Recently there has been a lot of discussion about the difference between the automated trades and manula trades. In this article we will try to explain the pros and cons of each.
Manual forex trading
Trading manually allows you to negate one of the weaknesses of algorithms – the fact most of them do not take the fundamentals into account. As mentioned above, a major event can impact the markets significantly. Traders can decide not to look at the charts ahead of crucial announcements, like an ECB meeting, as they bring too much uncertainty to the table.
Furthermore an experienced manual trader can realize when the market conditions have changed, without a major even occurring. If you trade a trend following system and the market simply slows down, trading in a 50 pip range for a few weeks, the manual trader will adjust his approach.
This may sound weird to you, but expert manual traders can outperform a system, which trades exactly like them. This is due to the fact he may choose not to enter certain set-ups, or take his profit earlier in other cases, if he feels like it. This can happen, if the trader in question enters what Marc Douglas describes as “the zone” in his aptly named book “Trading in the zone”. Some days you just can’t make a wrong decision, where as an automated system will always take the trade it is designed to.
A few tips
After looking at the major advantages and disadvantages of manual and automated trading, we would like to give you a few tips, if you decide to go down the robot path:
Know what your robot does.

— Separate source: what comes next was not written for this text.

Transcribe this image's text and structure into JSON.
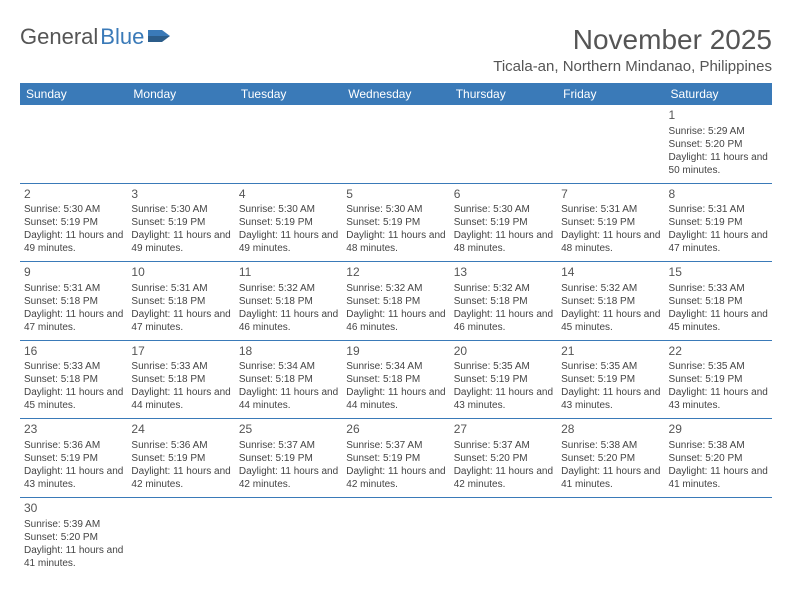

Have you developed your algorithm from scratch, or have you bought it from a vendor? If the case is the latter, be sure to get at least a basic grasp on what the robot actually does. Some variations of the risky grid-based and martingalesystems are fairly popular among providers of EAs. Although they may appear attractive, they will most likely fail in the long run.
Know when to simply pull the plug. Some automated systems perform well in trending markets, while others do better in a range. Markets will switch between the two general states, and you should have some idea of when this happens. This requires some experience and following the news, but nobody said automated trading is a “set and forger” way of making money.

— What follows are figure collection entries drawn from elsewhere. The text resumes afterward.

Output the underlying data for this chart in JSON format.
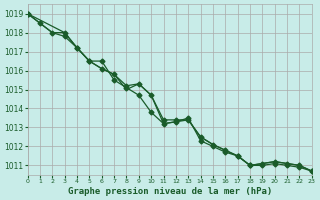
{
  "title": "Graphe pression niveau de la mer (hPa)",
  "bg_color": "#c8ece8",
  "grid_color": "#aaaaaa",
  "line_color": "#1a5c2a",
  "xlim": [
    0,
    23
  ],
  "ylim": [
    1010.5,
    1019.5
  ],
  "xticks": [
    0,
    1,
    2,
    3,
    4,
    5,
    6,
    7,
    8,
    9,
    10,
    11,
    12,
    13,
    14,
    15,
    16,
    17,
    18,
    19,
    20,
    21,
    22,
    23
  ],
  "yticks": [
    1011,
    1012,
    1013,
    1014,
    1015,
    1016,
    1017,
    1018,
    1019
  ],
  "line1_x": [
    0,
    1,
    2,
    3,
    4,
    5,
    6,
    7,
    8,
    9,
    10,
    11,
    12,
    13,
    14,
    15,
    16,
    17,
    18,
    19,
    20,
    21,
    22,
    23
  ],
  "line1": [
    1019.0,
    1018.5,
    1018.0,
    1018.0,
    1017.2,
    1016.5,
    1016.1,
    1015.8,
    1015.0,
    1015.3,
    1014.7,
    1013.2,
    1013.3,
    1013.4,
    1012.5,
    1012.1,
    1011.8,
    1011.5,
    1011.0,
    1011.1,
    1011.2,
    1011.1,
    1011.0,
    1010.7
  ],
  "line2_x": [
    0,
    1,
    2,
    3,
    4,
    5,
    6,
    7,
    8,
    9,
    10,
    11,
    12,
    13,
    14,
    15,
    16,
    17,
    18,
    19,
    20,
    21,
    22,
    23
  ],
  "line2": [
    1019.0,
    1018.5,
    1018.0,
    1017.8,
    1017.2,
    1016.5,
    1016.1,
    1015.8,
    1015.2,
    1015.3,
    1014.7,
    1013.4,
    1013.4,
    1013.4,
    1012.5,
    1012.1,
    1011.8,
    1011.5,
    1011.0,
    1011.1,
    1011.2,
    1011.1,
    1011.0,
    1010.7
  ],
  "line3_x": [
    0,
    3,
    4,
    5,
    6,
    7,
    8,
    9,
    10,
    11,
    12,
    13,
    14,
    15,
    16,
    17,
    18,
    19,
    20,
    21,
    22,
    23
  ],
  "line3": [
    1019.0,
    1018.0,
    1017.2,
    1016.5,
    1016.5,
    1015.5,
    1015.1,
    1014.7,
    1013.8,
    1013.2,
    1013.3,
    1013.5,
    1012.3,
    1012.0,
    1011.7,
    1011.5,
    1011.0,
    1011.0,
    1011.1,
    1011.0,
    1010.9,
    1010.7
  ],
  "marker": "D",
  "markersize": 2.5,
  "linewidth": 0.9
}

Some EAs have a news filter – a measure which makes them not trade whenever a major releases are approaching. Others even scan the information and make trading decisions based on them. These are fairly advanced algorithms, which require some development experience.
Backtesting can be missleading. Whether you are looking at your own bakcktests or the ones provided by a company, trying to sell you an Expert Advisors, there are several things you need to know. A strategy can have amazing results, which can not be replicated in real market conditions. This happens when the system is overly optimized, or “curve-fitted”. There are many factors, which will most likely make it perform differently in the future. For one, although market moves tend to repeat themselves, they do not do it with a 100% accuracy. On top of that, if you are trading with a dishonest forex broker, slippage may start being more prevalent, if you have a few winning weeks.

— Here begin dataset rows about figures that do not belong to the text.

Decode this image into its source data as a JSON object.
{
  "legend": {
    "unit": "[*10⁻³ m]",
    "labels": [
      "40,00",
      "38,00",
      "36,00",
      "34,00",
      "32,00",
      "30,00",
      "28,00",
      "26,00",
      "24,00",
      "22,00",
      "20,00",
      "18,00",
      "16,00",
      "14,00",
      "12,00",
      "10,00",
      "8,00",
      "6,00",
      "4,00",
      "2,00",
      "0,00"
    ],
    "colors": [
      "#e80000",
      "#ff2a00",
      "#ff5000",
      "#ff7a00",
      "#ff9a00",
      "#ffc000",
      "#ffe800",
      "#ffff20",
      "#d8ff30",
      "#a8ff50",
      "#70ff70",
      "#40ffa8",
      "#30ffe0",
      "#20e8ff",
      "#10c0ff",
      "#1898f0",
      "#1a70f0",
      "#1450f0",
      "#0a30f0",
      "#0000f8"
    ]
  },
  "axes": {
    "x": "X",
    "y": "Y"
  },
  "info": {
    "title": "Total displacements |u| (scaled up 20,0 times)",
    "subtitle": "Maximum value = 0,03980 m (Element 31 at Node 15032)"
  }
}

Whether you like it or not, automation will stay and affect many areas of our lives in the future. Hopefully we presented you with some solid arguments for and against automating your forex trading. To summarize everything, algo trading has some advantages over manual trading, but does not require less effort, by any means. You should read a lot more than this post, in order to really get better. If you are looking for a “set and forget” system, which will continuously make you money, while you are on the beach, you will probably be disappointed.